Gelecek yılki NATO zirvesinin Hollanda’nın Lahey kentinde yapılacağı da bildirildi. Hollanda eski başbakanı Mark Rutte, Jens Stoltenberg’in yerine NATO genel sekreteri seçilmişti.

ABD, Rusya’nın Avrupa’ya yönelik artan tehdidine karşı koymayı amaçlayan önemli bir adım olarak, 2026 yılında Almanya’da daha uzun menzilli füzeler konuşlandırmaya başlayacak.

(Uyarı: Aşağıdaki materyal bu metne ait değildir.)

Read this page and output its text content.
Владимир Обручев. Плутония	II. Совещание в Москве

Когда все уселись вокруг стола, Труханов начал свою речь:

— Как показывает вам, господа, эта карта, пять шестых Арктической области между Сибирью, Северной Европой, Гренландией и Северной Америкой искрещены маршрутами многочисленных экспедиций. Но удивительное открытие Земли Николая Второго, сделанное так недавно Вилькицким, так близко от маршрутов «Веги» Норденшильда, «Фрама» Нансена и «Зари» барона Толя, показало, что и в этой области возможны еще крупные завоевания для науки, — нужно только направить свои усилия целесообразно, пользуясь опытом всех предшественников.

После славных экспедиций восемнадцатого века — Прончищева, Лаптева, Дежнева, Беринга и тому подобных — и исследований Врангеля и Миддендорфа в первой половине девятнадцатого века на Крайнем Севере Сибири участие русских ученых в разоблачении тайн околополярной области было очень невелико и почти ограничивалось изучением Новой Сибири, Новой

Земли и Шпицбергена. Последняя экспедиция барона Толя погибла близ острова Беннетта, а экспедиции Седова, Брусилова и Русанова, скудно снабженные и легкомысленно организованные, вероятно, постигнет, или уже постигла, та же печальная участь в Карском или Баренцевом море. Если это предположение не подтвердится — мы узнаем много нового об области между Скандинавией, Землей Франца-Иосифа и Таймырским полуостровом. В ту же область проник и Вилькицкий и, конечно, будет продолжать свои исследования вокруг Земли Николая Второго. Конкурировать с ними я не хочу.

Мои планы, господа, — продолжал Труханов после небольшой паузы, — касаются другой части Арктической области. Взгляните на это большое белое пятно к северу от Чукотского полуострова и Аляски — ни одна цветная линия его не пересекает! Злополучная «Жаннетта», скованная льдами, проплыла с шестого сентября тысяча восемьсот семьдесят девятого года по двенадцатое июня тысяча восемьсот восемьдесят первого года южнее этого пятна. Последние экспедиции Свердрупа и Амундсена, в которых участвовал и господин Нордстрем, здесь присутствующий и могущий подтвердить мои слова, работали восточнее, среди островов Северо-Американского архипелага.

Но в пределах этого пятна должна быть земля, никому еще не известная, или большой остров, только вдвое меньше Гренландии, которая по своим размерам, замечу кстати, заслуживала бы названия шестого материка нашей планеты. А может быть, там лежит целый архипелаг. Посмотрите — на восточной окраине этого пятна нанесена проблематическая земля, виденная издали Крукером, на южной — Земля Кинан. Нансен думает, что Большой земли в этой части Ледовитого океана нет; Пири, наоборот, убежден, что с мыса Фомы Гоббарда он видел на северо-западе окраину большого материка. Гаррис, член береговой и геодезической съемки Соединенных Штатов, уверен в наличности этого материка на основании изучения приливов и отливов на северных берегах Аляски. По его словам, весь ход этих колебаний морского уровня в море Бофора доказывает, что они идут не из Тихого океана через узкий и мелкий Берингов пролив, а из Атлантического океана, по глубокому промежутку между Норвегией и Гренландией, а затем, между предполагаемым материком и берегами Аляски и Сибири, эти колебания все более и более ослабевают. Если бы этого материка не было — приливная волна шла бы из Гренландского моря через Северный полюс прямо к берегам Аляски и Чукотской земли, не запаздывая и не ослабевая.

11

Karar NATO’nun Washington’da devam eden devlet ve hükümet başkanları zirvesinin ikinci gününde açıklandı.

Zirvenin nihai sonuç bildirgesinde, Ukrayna’nın NATO üyeliği yolunda “geri dönülmez yolda” olduğuna vurgu yapıldı, Rusya’yla savaşın sona ermesinden sonra – koşullar uygunlaşınca – ittifaka davet edileceği güvencesi verildi.

Sonuç bildirgesinin en sonunda ittifakın 2026 yılındaki zirvesinin Türkiye’de yapılacağı notu dikkat çekti. Gelecek yılki toplantının Hollanda’nın Lahey kentinde yapılacağı bildirildi.

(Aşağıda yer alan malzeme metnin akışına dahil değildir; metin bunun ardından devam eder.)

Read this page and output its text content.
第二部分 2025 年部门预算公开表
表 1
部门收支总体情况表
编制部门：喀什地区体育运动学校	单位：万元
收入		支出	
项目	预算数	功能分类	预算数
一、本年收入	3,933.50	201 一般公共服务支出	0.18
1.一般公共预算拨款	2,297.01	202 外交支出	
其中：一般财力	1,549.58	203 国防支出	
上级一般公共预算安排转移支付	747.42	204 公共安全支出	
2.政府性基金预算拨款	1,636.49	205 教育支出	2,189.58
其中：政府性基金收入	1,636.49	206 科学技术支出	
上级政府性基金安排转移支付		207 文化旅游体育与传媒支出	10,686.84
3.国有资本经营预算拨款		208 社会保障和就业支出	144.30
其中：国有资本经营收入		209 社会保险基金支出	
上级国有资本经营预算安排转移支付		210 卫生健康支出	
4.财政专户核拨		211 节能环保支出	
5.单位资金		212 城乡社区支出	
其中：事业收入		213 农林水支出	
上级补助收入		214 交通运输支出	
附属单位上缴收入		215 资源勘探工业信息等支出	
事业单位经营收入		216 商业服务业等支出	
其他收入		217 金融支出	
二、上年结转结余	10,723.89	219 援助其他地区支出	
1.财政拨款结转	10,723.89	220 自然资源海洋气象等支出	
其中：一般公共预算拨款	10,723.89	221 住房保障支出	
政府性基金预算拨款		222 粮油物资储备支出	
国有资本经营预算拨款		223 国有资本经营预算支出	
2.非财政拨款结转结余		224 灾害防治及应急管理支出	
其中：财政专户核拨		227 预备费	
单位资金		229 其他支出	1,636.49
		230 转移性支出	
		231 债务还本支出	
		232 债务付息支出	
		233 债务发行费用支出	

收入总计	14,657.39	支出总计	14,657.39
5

Almanya’ya daha uzun menzilli füze yerleştirme kararı, ABD’nin güçlü silah sistemlerini Soğuk Savaş’tan bu yana Avrupa kıtasında ilk kez konuşlandıracak olmasına işaret ediyor. Karar aynı zamanda, Rusya Cumhurbaşkanı Vladimir Putin’e açık bir uyarı niteliği taşıyor.

ABD ve Almanya tarafından yapılan ortak açıklamada, “belirli aralıklarla yapılacak konuşlandırmaların” uzun vadeli konuşlandırmaya hazırlık olduğuna dikkat çekildi. Almanya’ya yerleştirilecek bu silahlar arasında SM-6 füzeleri, Tomahawk seyir füzeleri ve geliştirilme aşamasında olan, daha uzun menzilli hipersonik füze sistemleri olduğu belirtildi.

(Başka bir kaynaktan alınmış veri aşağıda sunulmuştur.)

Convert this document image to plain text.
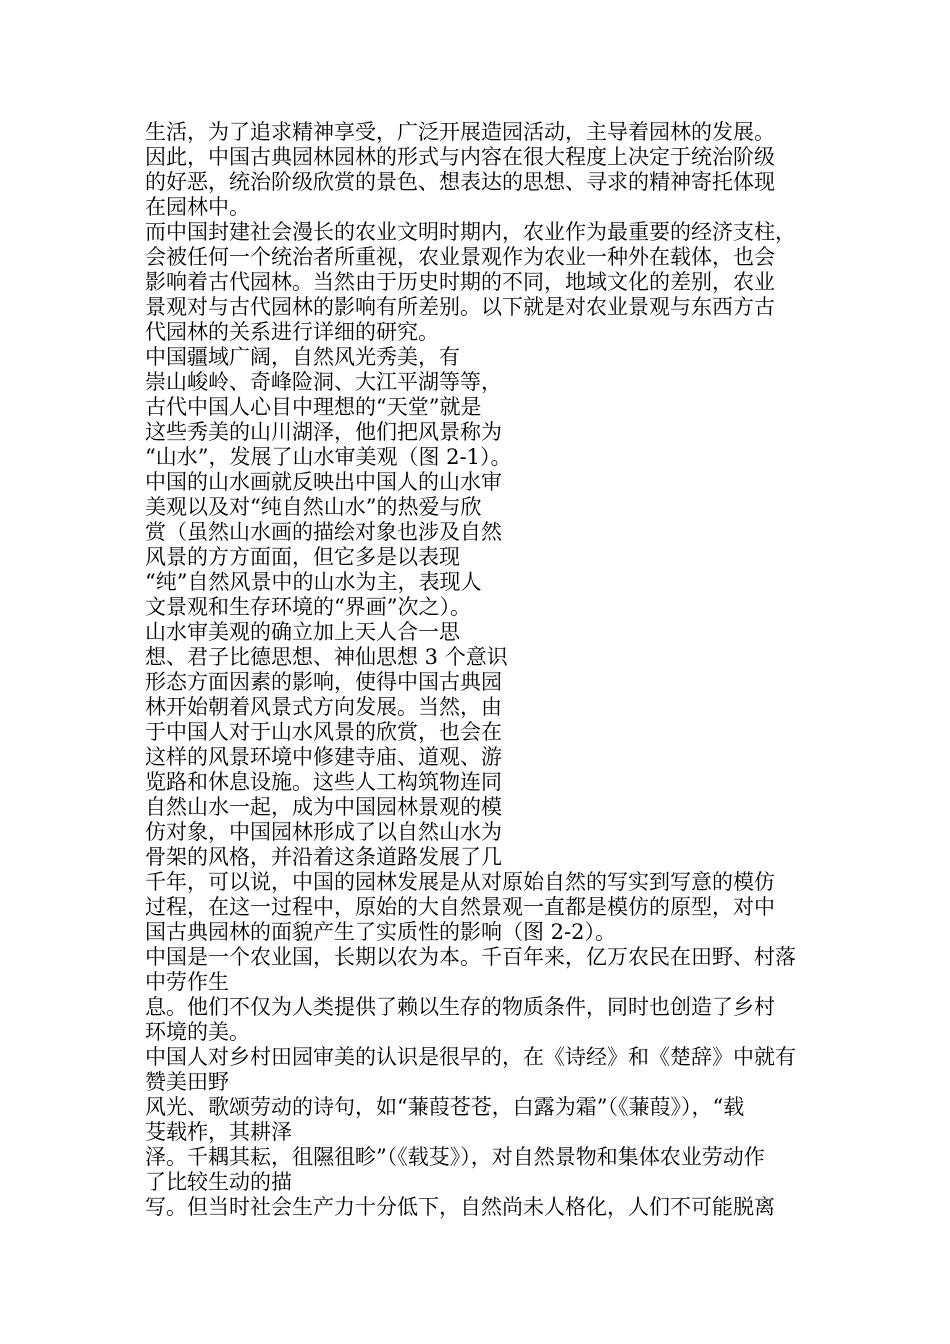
生活，为了追求精神享受，广泛开展造园活动，主导着园林的发展。
因此，中国古典园林园林的形式与内容在很大程度上决定于统治阶级
的好恶，统治阶级欣赏的景色、想表达的思想、寻求的精神寄托体现
在园林中。
而中国封建社会漫长的农业文明时期内，农业作为最重要的经济支柱，
会被任何一个统治者所重视，农业景观作为农业一种外在载体，也会
影响着古代园林。当然由于历史时期的不同，地域文化的差别，农业
景观对与古代园林的影响有所差别。以下就是对农业景观与东西方古
代园林的关系进行详细的研究。
中国疆域广阔，自然风光秀美，有
崇山峻岭、奇峰险洞、大江平湖等等，
古代中国人心目中理想的“天堂”就是
这些秀美的山川湖泽，他们把风景称为
“山水”，发展了山水审美观（图 2-1）。
中国的山水画就反映出中国人的山水审
美观以及对“纯自然山水”的热爱与欣
赏（虽然山水画的描绘对象也涉及自然
风景的方方面面，但它多是以表现
“纯”自然风景中的山水为主，表现人
文景观和生存环境的“界画”次之）。
山水审美观的确立加上天人合一思
想、君子比德思想、神仙思想 3 个意识
形态方面因素的影响，使得中国古典园
林开始朝着风景式方向发展。当然，由
于中国人对于山水风景的欣赏，也会在
这样的风景环境中修建寺庙、道观、游
览路和休息设施。这些人工构筑物连同
自然山水一起，成为中国园林景观的模
仿对象，中国园林形成了以自然山水为
骨架的风格，并沿着这条道路发展了几
千年，可以说，中国的园林发展是从对原始自然的写实到写意的模仿
过程，在这一过程中，原始的大自然景观一直都是模仿的原型，对中
国古典园林的面貌产生了实质性的影响（图 2-2）。
中国是一个农业国，长期以农为本。千百年来，亿万农民在田野、村落
中劳作生
息。他们不仅为人类提供了赖以生存的物质条件，同时也创造了乡村
环境的美。
中国人对乡村田园审美的认识是很早的，在《诗经》和《楚辞》中就有
赞美田野
风光、歌颂劳动的诗句，如“蒹葭苍苍，白露为霜”（《蒹葭》），“载
芟载柞，其耕泽
泽。千耦其耘，徂隰徂畛”（《载芟》），对自然景物和集体农业劳动作
了比较生动的描
写。但当时社会生产力十分低下，自然尚未人格化，人们不可能脱离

Bu tarz bir konuşlandırma, 1987 yılında ABD ve Sovyetler Birliği arasında imzalanan Orta Menzilli Nükleer Kuvvetler Anlaşması kapsamında yasaktı, ancak 2019’da uzatılmayan bu anlaşma geçerliliğini yitirdi.

Üye ülkeler yayınladıkları bildirgede “Müttefiklerin egemenliğine ve toprak bütünlüğüne karşı bir saldırı olasılığını gözardı edemeyiz” notu düştü. Müttefik ülkeler Ukrayna Cumhurbaşkanı Volodimir Zelenski’ye destek verirken Ukrayna’ya daha fazla yardım gönderilmesi kararı aldı.

Üye ülkeler ayrıca önümüzdeki yıl içinde en az 40 milyar Euro tutarında askeri yardımda bulunmayı kabul etti, ancak NATO Genel Sekreteri Jens Stoltenberg’in de istediği şekilde bu taahhüdü sonraki yıllarda sürdürmeyi reddetti.

Bildirgede NATO’nun Çin’le ilgili kullandığı ifade de sertleştirildi. Pekin hükümeti için “Rusya’nın Ukrayna’daki savaşının kilit destekleyicisi” denildi, bu ülkenin Avrupa-Atlantik bölgesinin güvenliği açısından sistematik zorluklar oluşturmaya devam ettiği kaydedildi.

Ekim ayında görevi sona erecek olan Genel Sekreter Stoltenberg, Çarşamba günkü toplantının sonunda gazetecilere yaptığı açıklamada, 32 üye ülkenin Çin’le ilgili kullanılan bu ifade konusunda ortak görüş bildirdiğini söyledi. NATO’nun yaptırım uygulayan bir örgüt olmadığını söyleyen Stoltenberg, “Günün sonunda bu konuda müttefikler ayrı ayrı karar verecekler ama bence bu NATO zirvesinden gönderdiğimiz mesaj çok açık” dedi.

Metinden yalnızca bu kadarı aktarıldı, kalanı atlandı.